I need to show that the functional defined by $$\int_{0}^{1} \cos(u(x)) dx$$ is not Fréchet differentiable in $L^2((0,1))$. A hint is that the requested property of the remainder for a Fréchet derivative is already violated for step functions.
I was looking for similar questions and see that under a Taylor expansion, one can introduce a first order aproximation of $\cos(\cdot)$ and then take the second order residual as a step function. For example, If we consider the functional defined as $$y(x)=\sin(u(x)), \quad u \in L^2(\Omega)$$ then we have $$\sin(0+h(x))=\sin(0)+\cos(0)h(x)+\int_{0}^{1}[\cos(0+sh(x))-\cos(0)]ds$$ for $h\in L^p(0,1)$ given and $s \in (0,1)$. As far I know, that expansion is a Taylor expansion in the integral form, but I dont see why we can put those terms in the integral, because I know that a expansion of this kind wold be of the form: $$f(a+x)=f(a)+f'(a)x+\int_{0}^{1}\frac{f''(a+sx)}{2}x^2ds.$$
Is the last expression wrong?

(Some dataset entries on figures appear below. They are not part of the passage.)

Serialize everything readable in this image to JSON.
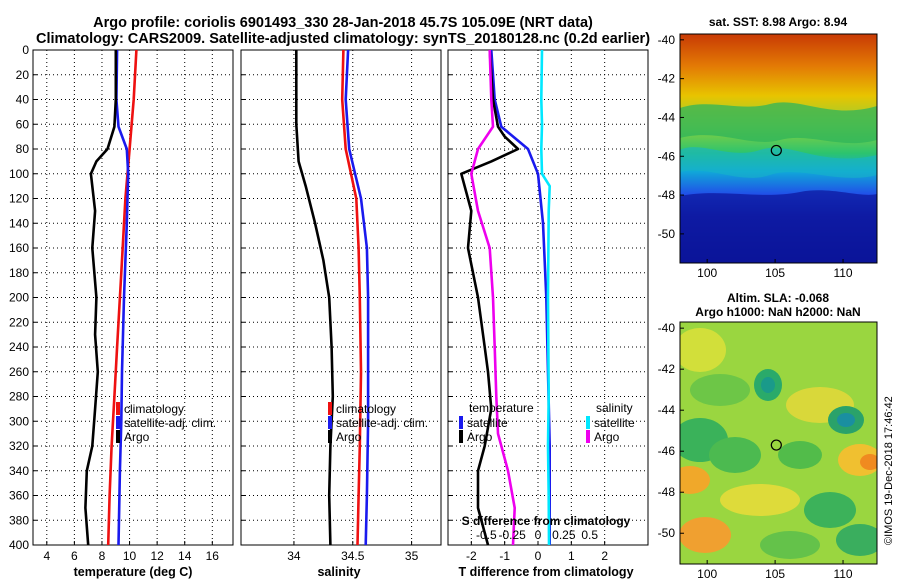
{
  "title": {
    "line1": "Argo profile: coriolis 6901493_330 28-Jan-2018 45.7S 105.09E (NRT data)",
    "line2": "Climatology: CARS2009. Satellite-adjusted climatology: synTS_20180128.nc (0.2d earlier)"
  },
  "watermark": "©IMOS 19-Dec-2018 17:46:42",
  "colors": {
    "climatology": "#ee1111",
    "satellite_adj": "#1a1aee",
    "argo": "#000000",
    "salinity_sat": "#00e8ff",
    "salinity_argo": "#ee00ee"
  },
  "chart_data": [
    {
      "type": "line",
      "panel": "temperature",
      "xlabel": "temperature (deg C)",
      "ylabel": "depth",
      "xlim": [
        3,
        17.5
      ],
      "ylim": [
        0,
        400
      ],
      "xticks": [
        "4",
        "6",
        "8",
        "10",
        "12",
        "14",
        "16"
      ],
      "xtick_values": [
        4,
        6,
        8,
        10,
        12,
        14,
        16
      ],
      "yticks": [
        "0",
        "20",
        "40",
        "60",
        "80",
        "100",
        "120",
        "140",
        "160",
        "180",
        "200",
        "220",
        "240",
        "260",
        "280",
        "300",
        "320",
        "340",
        "360",
        "380",
        "400"
      ],
      "legend": [
        "climatology",
        "satellite-adj. clim.",
        "Argo"
      ],
      "series": [
        {
          "name": "climatology",
          "color": "#ee1111",
          "points": [
            [
              10.5,
              0
            ],
            [
              10.3,
              40
            ],
            [
              10.0,
              80
            ],
            [
              9.7,
              120
            ],
            [
              9.4,
              180
            ],
            [
              9.1,
              240
            ],
            [
              8.9,
              280
            ],
            [
              8.7,
              320
            ],
            [
              8.55,
              360
            ],
            [
              8.45,
              400
            ]
          ]
        },
        {
          "name": "satellite-adj. clim.",
          "color": "#1a1aee",
          "points": [
            [
              9.1,
              0
            ],
            [
              9.05,
              40
            ],
            [
              9.2,
              62
            ],
            [
              9.8,
              80
            ],
            [
              9.9,
              100
            ],
            [
              9.8,
              140
            ],
            [
              9.6,
              200
            ],
            [
              9.45,
              260
            ],
            [
              9.4,
              300
            ],
            [
              9.3,
              340
            ],
            [
              9.2,
              400
            ]
          ]
        },
        {
          "name": "Argo",
          "color": "#000000",
          "points": [
            [
              9.0,
              0
            ],
            [
              9.0,
              40
            ],
            [
              8.9,
              62
            ],
            [
              8.4,
              80
            ],
            [
              7.6,
              90
            ],
            [
              7.2,
              100
            ],
            [
              7.5,
              130
            ],
            [
              7.3,
              160
            ],
            [
              7.6,
              200
            ],
            [
              7.5,
              230
            ],
            [
              7.7,
              260
            ],
            [
              7.5,
              290
            ],
            [
              7.3,
              320
            ],
            [
              6.9,
              340
            ],
            [
              6.8,
              370
            ],
            [
              7.0,
              400
            ]
          ]
        }
      ]
    },
    {
      "type": "line",
      "panel": "salinity",
      "xlabel": "salinity",
      "xlim": [
        33.55,
        35.25
      ],
      "ylim": [
        0,
        400
      ],
      "xticks": [
        "34",
        "34.5",
        "35"
      ],
      "xtick_values": [
        34,
        34.5,
        35
      ],
      "legend": [
        "climatology",
        "satellite-adj. clim.",
        "Argo"
      ],
      "series": [
        {
          "name": "climatology",
          "color": "#ee1111",
          "points": [
            [
              34.42,
              0
            ],
            [
              34.41,
              40
            ],
            [
              34.44,
              80
            ],
            [
              34.53,
              120
            ],
            [
              34.55,
              160
            ],
            [
              34.56,
              200
            ],
            [
              34.57,
              260
            ],
            [
              34.56,
              320
            ],
            [
              34.55,
              360
            ],
            [
              34.54,
              400
            ]
          ]
        },
        {
          "name": "satellite-adj. clim.",
          "color": "#1a1aee",
          "points": [
            [
              34.46,
              0
            ],
            [
              34.44,
              40
            ],
            [
              34.47,
              80
            ],
            [
              34.57,
              120
            ],
            [
              34.62,
              160
            ],
            [
              34.63,
              200
            ],
            [
              34.63,
              300
            ],
            [
              34.62,
              360
            ],
            [
              34.61,
              400
            ]
          ]
        },
        {
          "name": "Argo",
          "color": "#000000",
          "points": [
            [
              34.02,
              0
            ],
            [
              34.02,
              60
            ],
            [
              34.04,
              90
            ],
            [
              34.1,
              110
            ],
            [
              34.18,
              140
            ],
            [
              34.25,
              170
            ],
            [
              34.3,
              200
            ],
            [
              34.32,
              240
            ],
            [
              34.33,
              280
            ],
            [
              34.31,
              320
            ],
            [
              34.3,
              360
            ],
            [
              34.31,
              400
            ]
          ]
        }
      ]
    },
    {
      "type": "line",
      "panel": "difference",
      "xlabel": "T difference from climatology",
      "xlim": [
        -2.7,
        3.3
      ],
      "ylim": [
        0,
        400
      ],
      "xticks": [
        "-2",
        "-1",
        "0",
        "1",
        "2"
      ],
      "xtick_values": [
        -2,
        -1,
        0,
        1,
        2
      ],
      "secondary_xlabel": "S difference from climatology",
      "secondary_xticks": [
        "-0.5",
        "-0.25",
        "0",
        "0.25",
        "0.5"
      ],
      "secondary_xtick_values": [
        -0.5,
        -0.25,
        0,
        0.25,
        0.5
      ],
      "legend_temperature_title": "temperature",
      "legend_salinity_title": "salinity",
      "legend": [
        "satellite",
        "Argo",
        "satellite",
        "Argo"
      ],
      "series": [
        {
          "name": "temperature satellite",
          "color": "#1a1aee",
          "points": [
            [
              -1.4,
              0
            ],
            [
              -1.3,
              40
            ],
            [
              -1.1,
              62
            ],
            [
              -0.3,
              80
            ],
            [
              0.0,
              100
            ],
            [
              0.15,
              140
            ],
            [
              0.25,
              200
            ],
            [
              0.3,
              260
            ],
            [
              0.35,
              320
            ],
            [
              0.35,
              400
            ]
          ]
        },
        {
          "name": "temperature Argo",
          "color": "#000000",
          "points": [
            [
              -1.45,
              0
            ],
            [
              -1.35,
              40
            ],
            [
              -1.2,
              62
            ],
            [
              -1.0,
              70
            ],
            [
              -0.6,
              80
            ],
            [
              -1.4,
              90
            ],
            [
              -2.3,
              100
            ],
            [
              -2.0,
              130
            ],
            [
              -2.1,
              160
            ],
            [
              -1.8,
              200
            ],
            [
              -1.6,
              240
            ],
            [
              -1.5,
              260
            ],
            [
              -1.4,
              290
            ],
            [
              -1.6,
              320
            ],
            [
              -1.8,
              340
            ],
            [
              -1.8,
              370
            ],
            [
              -1.5,
              400
            ]
          ]
        },
        {
          "name": "salinity satellite",
          "color": "#00e8ff",
          "points": [
            [
              0.12,
              0
            ],
            [
              0.1,
              40
            ],
            [
              0.12,
              60
            ],
            [
              0.1,
              80
            ],
            [
              0.12,
              100
            ],
            [
              0.35,
              110
            ],
            [
              0.32,
              130
            ],
            [
              0.3,
              200
            ],
            [
              0.32,
              280
            ],
            [
              0.3,
              320
            ],
            [
              0.32,
              360
            ],
            [
              0.33,
              400
            ]
          ]
        },
        {
          "name": "salinity Argo",
          "color": "#ee00ee",
          "points": [
            [
              -1.45,
              0
            ],
            [
              -1.4,
              40
            ],
            [
              -1.35,
              62
            ],
            [
              -1.8,
              80
            ],
            [
              -2.0,
              100
            ],
            [
              -1.8,
              130
            ],
            [
              -1.45,
              160
            ],
            [
              -1.35,
              200
            ],
            [
              -1.3,
              240
            ],
            [
              -1.25,
              280
            ],
            [
              -1.2,
              310
            ],
            [
              -0.9,
              340
            ],
            [
              -0.7,
              370
            ],
            [
              -0.75,
              400
            ]
          ]
        }
      ]
    },
    {
      "type": "heatmap",
      "panel": "sst-map",
      "title": "sat. SST: 8.98 Argo: 8.94",
      "xlim": [
        98,
        112.5
      ],
      "ylim": [
        -51.5,
        -39.7
      ],
      "xticks": [
        "100",
        "105",
        "110"
      ],
      "xtick_values": [
        100,
        105,
        110
      ],
      "yticks": [
        "-40",
        "-42",
        "-44",
        "-46",
        "-48",
        "-50"
      ],
      "ytick_values": [
        -40,
        -42,
        -44,
        -46,
        -48,
        -50
      ],
      "argo_position": {
        "lon": 105.09,
        "lat": -45.7
      }
    },
    {
      "type": "heatmap",
      "panel": "sla-map",
      "title_line1": "Altim. SLA: -0.068",
      "title_line2": "Argo h1000: NaN h2000: NaN",
      "xlim": [
        98,
        112.5
      ],
      "ylim": [
        -51.5,
        -39.7
      ],
      "xticks": [
        "100",
        "105",
        "110"
      ],
      "xtick_values": [
        100,
        105,
        110
      ],
      "yticks": [
        "-40",
        "-42",
        "-44",
        "-46",
        "-48",
        "-50"
      ],
      "ytick_values": [
        -40,
        -42,
        -44,
        -46,
        -48,
        -50
      ],
      "argo_position": {
        "lon": 105.09,
        "lat": -45.7
      }
    }
  ]
}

And, would it be usefull a Taylor expansion to show the non-differentiability of the first functional given? A important fact is that in the $\sin(\cdot)$ example, taking $h$ as the step function $$h(x)=\begin{cases}1,&x\in [0,\epsilon]\\0,&x\in[\epsilon,1]\end{cases}$$ it's possible to show the non-differentiability of $\sin(\cdot)$ as a funtional, and I was thinking in a similar argument.
Please any help with this question will be aprecciated. Thanks.